Continuando, ao lado da Angelina, mora a dona Arminda, boa pessoa, um bocado cusca, mas atura-se. Está reformada da CP. Era guarda-linha ali para os lados de Taveiro. Com esta coisa das automatizações, automaticamente automatizaram a senhora Arminda e mandaram-na para a prateleira. Ficou um bocado para o rezingona, quase intratável, mas atura-se…que remédio!
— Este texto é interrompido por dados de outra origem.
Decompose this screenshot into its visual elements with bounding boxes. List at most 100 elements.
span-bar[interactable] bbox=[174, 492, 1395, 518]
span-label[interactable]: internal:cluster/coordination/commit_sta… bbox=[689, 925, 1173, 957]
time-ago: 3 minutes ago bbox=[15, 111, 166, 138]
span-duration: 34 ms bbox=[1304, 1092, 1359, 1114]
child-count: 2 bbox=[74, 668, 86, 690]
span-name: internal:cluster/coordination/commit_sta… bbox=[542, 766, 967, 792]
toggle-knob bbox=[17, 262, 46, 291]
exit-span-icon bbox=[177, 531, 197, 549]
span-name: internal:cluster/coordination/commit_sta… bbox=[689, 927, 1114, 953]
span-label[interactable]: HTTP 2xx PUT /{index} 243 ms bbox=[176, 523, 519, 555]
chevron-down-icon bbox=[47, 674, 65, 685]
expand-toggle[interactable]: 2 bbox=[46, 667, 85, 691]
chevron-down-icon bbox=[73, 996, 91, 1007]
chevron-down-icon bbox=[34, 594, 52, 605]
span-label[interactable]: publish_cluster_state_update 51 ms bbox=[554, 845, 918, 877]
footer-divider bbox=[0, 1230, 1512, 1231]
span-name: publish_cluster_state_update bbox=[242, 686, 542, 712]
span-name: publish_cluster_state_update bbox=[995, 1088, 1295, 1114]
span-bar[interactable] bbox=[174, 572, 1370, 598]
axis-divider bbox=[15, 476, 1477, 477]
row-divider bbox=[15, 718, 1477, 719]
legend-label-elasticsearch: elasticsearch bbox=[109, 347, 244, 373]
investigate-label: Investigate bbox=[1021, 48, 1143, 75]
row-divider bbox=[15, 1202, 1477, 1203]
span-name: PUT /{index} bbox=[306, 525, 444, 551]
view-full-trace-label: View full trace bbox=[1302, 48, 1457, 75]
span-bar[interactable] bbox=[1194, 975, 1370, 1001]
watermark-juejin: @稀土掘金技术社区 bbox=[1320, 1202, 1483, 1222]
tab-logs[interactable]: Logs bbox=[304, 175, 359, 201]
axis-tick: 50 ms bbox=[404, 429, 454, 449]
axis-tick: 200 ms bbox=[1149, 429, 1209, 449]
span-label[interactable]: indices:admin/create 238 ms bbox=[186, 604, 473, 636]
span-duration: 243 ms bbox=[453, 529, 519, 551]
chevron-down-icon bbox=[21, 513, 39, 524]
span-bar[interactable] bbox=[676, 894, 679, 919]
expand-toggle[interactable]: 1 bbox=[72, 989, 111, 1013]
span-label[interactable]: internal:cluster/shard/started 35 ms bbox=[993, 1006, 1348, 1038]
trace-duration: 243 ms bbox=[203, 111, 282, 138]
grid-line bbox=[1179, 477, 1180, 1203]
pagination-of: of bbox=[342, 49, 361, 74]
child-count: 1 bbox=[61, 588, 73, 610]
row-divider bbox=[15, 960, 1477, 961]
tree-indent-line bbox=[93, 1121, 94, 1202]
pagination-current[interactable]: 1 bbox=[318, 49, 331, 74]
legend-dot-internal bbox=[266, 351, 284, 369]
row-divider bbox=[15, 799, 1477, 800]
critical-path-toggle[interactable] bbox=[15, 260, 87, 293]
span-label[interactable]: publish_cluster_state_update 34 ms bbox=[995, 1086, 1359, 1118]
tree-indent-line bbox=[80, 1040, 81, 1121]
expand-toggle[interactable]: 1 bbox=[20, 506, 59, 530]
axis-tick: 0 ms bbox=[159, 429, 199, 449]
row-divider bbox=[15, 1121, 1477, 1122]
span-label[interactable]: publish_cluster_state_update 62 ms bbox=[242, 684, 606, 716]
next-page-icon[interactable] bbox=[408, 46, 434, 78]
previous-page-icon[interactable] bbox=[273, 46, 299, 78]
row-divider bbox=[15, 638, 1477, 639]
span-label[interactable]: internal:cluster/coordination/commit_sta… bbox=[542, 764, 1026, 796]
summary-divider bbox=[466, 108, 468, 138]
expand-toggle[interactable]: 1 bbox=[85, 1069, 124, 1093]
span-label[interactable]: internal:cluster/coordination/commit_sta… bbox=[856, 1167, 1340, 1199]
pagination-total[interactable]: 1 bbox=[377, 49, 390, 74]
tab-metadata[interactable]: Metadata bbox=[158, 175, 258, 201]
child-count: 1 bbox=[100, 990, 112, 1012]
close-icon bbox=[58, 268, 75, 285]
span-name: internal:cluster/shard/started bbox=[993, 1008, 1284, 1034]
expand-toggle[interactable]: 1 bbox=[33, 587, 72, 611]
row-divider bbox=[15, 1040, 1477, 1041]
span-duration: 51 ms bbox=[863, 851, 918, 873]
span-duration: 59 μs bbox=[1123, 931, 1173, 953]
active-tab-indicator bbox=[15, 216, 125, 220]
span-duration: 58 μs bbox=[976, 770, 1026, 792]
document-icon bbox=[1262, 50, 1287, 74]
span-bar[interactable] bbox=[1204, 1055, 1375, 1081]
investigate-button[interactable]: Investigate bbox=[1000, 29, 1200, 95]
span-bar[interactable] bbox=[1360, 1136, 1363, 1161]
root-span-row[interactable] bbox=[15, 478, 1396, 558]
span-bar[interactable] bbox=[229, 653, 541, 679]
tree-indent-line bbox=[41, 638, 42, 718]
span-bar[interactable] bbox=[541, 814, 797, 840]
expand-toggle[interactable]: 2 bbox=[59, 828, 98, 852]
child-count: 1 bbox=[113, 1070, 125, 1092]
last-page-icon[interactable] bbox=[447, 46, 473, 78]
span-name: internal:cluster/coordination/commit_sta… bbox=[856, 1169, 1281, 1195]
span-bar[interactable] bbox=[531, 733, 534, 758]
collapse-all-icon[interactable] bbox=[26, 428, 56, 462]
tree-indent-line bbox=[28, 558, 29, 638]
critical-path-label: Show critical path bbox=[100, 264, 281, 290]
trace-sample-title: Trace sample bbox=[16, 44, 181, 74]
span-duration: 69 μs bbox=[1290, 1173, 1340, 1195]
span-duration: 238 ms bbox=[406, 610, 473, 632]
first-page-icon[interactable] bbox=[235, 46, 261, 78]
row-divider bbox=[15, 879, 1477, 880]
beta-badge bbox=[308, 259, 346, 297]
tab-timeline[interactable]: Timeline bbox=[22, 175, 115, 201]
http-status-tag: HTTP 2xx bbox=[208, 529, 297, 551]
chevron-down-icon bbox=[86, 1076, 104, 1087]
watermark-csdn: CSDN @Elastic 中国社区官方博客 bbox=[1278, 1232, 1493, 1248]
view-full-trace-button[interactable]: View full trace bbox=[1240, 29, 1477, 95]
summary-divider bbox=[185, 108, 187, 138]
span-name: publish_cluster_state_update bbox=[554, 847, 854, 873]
 E então, era aqui que eu queria chegar: ao lado da dona Arminda moram as primas, Bárbara e Beatriz Belchior, não sei se conhecem. Se calhar não?! Então é assim, hoje, desde as oito horas da manhã, lá no sítio, é uma barulheira infernal. Parecia o concerto do Tony Carreira no “Choupalinho”, na Queima das Fitas. Eu estranhei, pela alma da minha avozinha. E porquê? Porque estas duas primas até hoje foram sempre recatadas. Parece-me estar a vê-las a caminhar para a missa das 18 horas, na Igreja de Santa Cruz. Se calhar você até já as viu. Ai de certeza! Assim muito educadinhas, com uma saia abaixo dos joelhos e uma camisola até ao pescoço, e, na mão, uma bíblia. Já estão a ver quem são? Ai não? Pensei que estavam. Continuando. Pois eu logo de manhã comecei por ficar de sobreaviso com a música. Então não era que o Quim Barreiros tinha sido convidado lá para casa com aquela brejeirice que todos conhecemos? Não sei se estou a ser claro, mas que diabo, se ao menos fosse o Padre Borga, ainda vá lá! Não sei se estão a conseguir acompanhar o meu raciocínio. Estão? Óptimo. Então vou continuar para bingo. Além da música marada, que me deixou de pulga atrás da orelha, então não é que, em toda a largura da casa, tinham um grande cartaz: FINALMENTE LIVRES! NUNCA FOMOS PRIMAS! SOMOS AMANTES!
 Como devem calcular, eu que, não é para me gabar, mas sou muito inocente, fiquei de cara à banda. Ou melhor, caí de queixos, como se ousa dizer. Fiquei sem reacção. Eu seja ceguinho se não é verdade! Mau, mas ali havia coisa. Alguma coisa aconteceu para esta rebaldaria de explosão social no Pátio das Cantigas de Maio.
Não sei se já vos aconteceu ter necessidade de descobrir uma coisa e arranha-se na cabeça, arranha-se, mas não sai nada. Já vos aconteceu? Pois era o que me estava a suceder. Estava todo mordido de curiosidade. Acreditem, no braço esquerdo já tinha uma mancha maior que a fuga de petróleo no Golfo do México. Quer dizer, se calhar estou a exagerar um bocadito, mas nunca tanto como o Carvalho da Silva nos números da manifestação da CGTP.
Foi então que liguei à Internet e a solução estava aqui, no Jornal de Notícias.